Bond se levantó de la cama y desató el fardo. Halló ropa interior con revestimiento térmico, calcetines, un grueso jersey de cuello alto y un uniforme de campaña gris, integrado por pantalones y guerrera de invierno, así como botas, guantes y un gorro militar de piel. Se vistió con apresuramiento.
– ¿Qué es todo esto, Paula?
– Te lo explicaré cuando tenga tiempo -contestó tajante-. Tú limítate a seguir con eso. En todo caso saldremos por los pelos. Kolya se ha largado ya de forma que sólo quedamos nosotros dos. Cómplices del delito, James. Al menos intentaremos escapar.
Bond casi había terminado de vestirse. Se colocó al lado de la cama que daba a la puerta y preguntó:
– ¿Y qué pasa con Rivke?
– ¿Qué pasa, dices? -la voz de Paula era cortante como una estalactita.
– No podemos sacarla de aquí. Pero, vamos a ver, ¿de qué lado estás tú?
– Por extraño que te parezca, del tuyo, James.
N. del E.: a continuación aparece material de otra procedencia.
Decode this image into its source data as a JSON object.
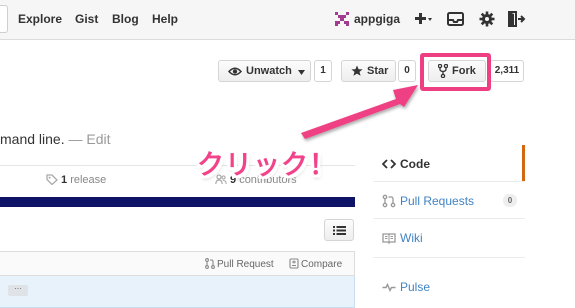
{
  "header": {
    "nav": [
      "Explore",
      "Gist",
      "Blog",
      "Help"
    ],
    "username": "appgiga",
    "icons": [
      "plus-icon",
      "inbox-icon",
      "gear-icon",
      "sign-out-icon"
    ]
  },
  "repo_actions": {
    "watch_label": "Unwatch",
    "watch_count": "1",
    "star_label": "Star",
    "star_count": "0",
    "fork_label": "Fork",
    "fork_count": "2,311"
  },
  "description": {
    "text": "mand line.",
    "separator": " — ",
    "edit_label": "Edit"
  },
  "summary": {
    "releases_count": "1",
    "releases_label": "release",
    "contributors_count": "9",
    "contributors_label": "contributors"
  },
  "file_header": {
    "pull_request_label": "Pull Request",
    "compare_label": "Compare"
  },
  "file_row": {
    "ellipsis": "···"
  },
  "sidebar": {
    "items": [
      {
        "label": "Code",
        "icon": "code-icon"
      },
      {
        "label": "Pull Requests",
        "icon": "pull-request-icon",
        "badge": "0"
      },
      {
        "label": "Wiki",
        "icon": "book-icon"
      },
      {
        "label": "Pulse",
        "icon": "pulse-icon"
      }
    ]
  },
  "annotation": {
    "callout": "クリック！",
    "color": "#ee3f82"
  },
  "colors": {
    "link": "#4183c4",
    "selected_accent": "#d26911",
    "language_bar": "#0e1368"
  }
}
Más de lo que puede decirse de la hija del Führer.
Mientras decía estas palabras, Rivke se agitó en el lecho. Como si fuera una especie de visión borrosa, el superagente vio que Rivke, con sospechosa facilidad, sacaba las piernas de la escayola, se dejaba caer de lado y asomaba empuñando una pequeña pistola. En su cuerpo no había la menor señal de contusiones y movía las piernas, supuestamente fracturadas, con la facilidad de un atleta.
Paula lanzó una imprecación y conminó a Rivke a que soltara el arma. Bond, que estaba poniéndose la última prenda de su atuendo, asistió a la escena como si se tratara de una secuencia en cámara lenta. De un lado Rivke, sólo con las bragas puestas y levantando el arma tan pronto sus pies tocaron el suelo; de otro Paula, que extendió los brazos en posición de tiro. Rivke hizo ademán de avanzar y en el acto sonó el fuerte estampido de la automática de Bond en manos de Paula. Una nubecilla de humo que se arremolinaba en la punta del cañón de la pistola, el rostro de Rivke roto en una masa de sangre y hueso, y su cuerpo, impulsado hacia atrás por la fuerza del impacto, doblándose hasta caer por encima de la cama.
Luego el olor de pólvora quemada.
Paula volvió a lanzar un juramento.
– Lo último que deseaba. El ruido.
Fue aquél uno de los pocos momentos de su vida en que Bond perdió el dominio sobre sí mismo. Había empezado a reconocer los síntomas inequívocos de una pasión amorosa hacia Rivke y, por lo demás sabía de la perfidia de Paula. Ahora, asentado sobre las gruesas suelas de las botas, se dispuso a efectuar un postrer y desesperado intento: saltar sobre Paula y arrebatarle el arma. Pero la chica se limitó a arrojar la automática sobre la cama y a recoger con rápido ademán la pistolita de Rivke.
– Mejor que tomes eso, James. Quizá la necesites. Hemos tenido suerte. Le birlé la llave a la enfermera y la mandé a un recado imaginario. No hay nadie en esta sección del búnker y es posible que el ruido del arma no haya sido escuchado por los centinelas. Pero vamos a necesitar alas en los pies.
– ¿De qué estás hablando? -inquirió Bond, sospechando ya la torturante verdad.
– Luego te lo contaré todo. Pero ¿es que no te das cuenta? No te arrancaron ninguna confesión durante la tortura y entonces te pusieron al lado de Rivke. Se lo revelaste todo porque confiabas en ella, pero por desgracia era la hijita del alma de papá. Siempre lo fue. Por lo que sé, esperaba convertirse a su tiempo en la primera Führer del renacido Reich. Y ahora salgamos, por favor. Debo intentar sacarte de este lugar. Como te dije, los dos somos cómplices del mismo delito.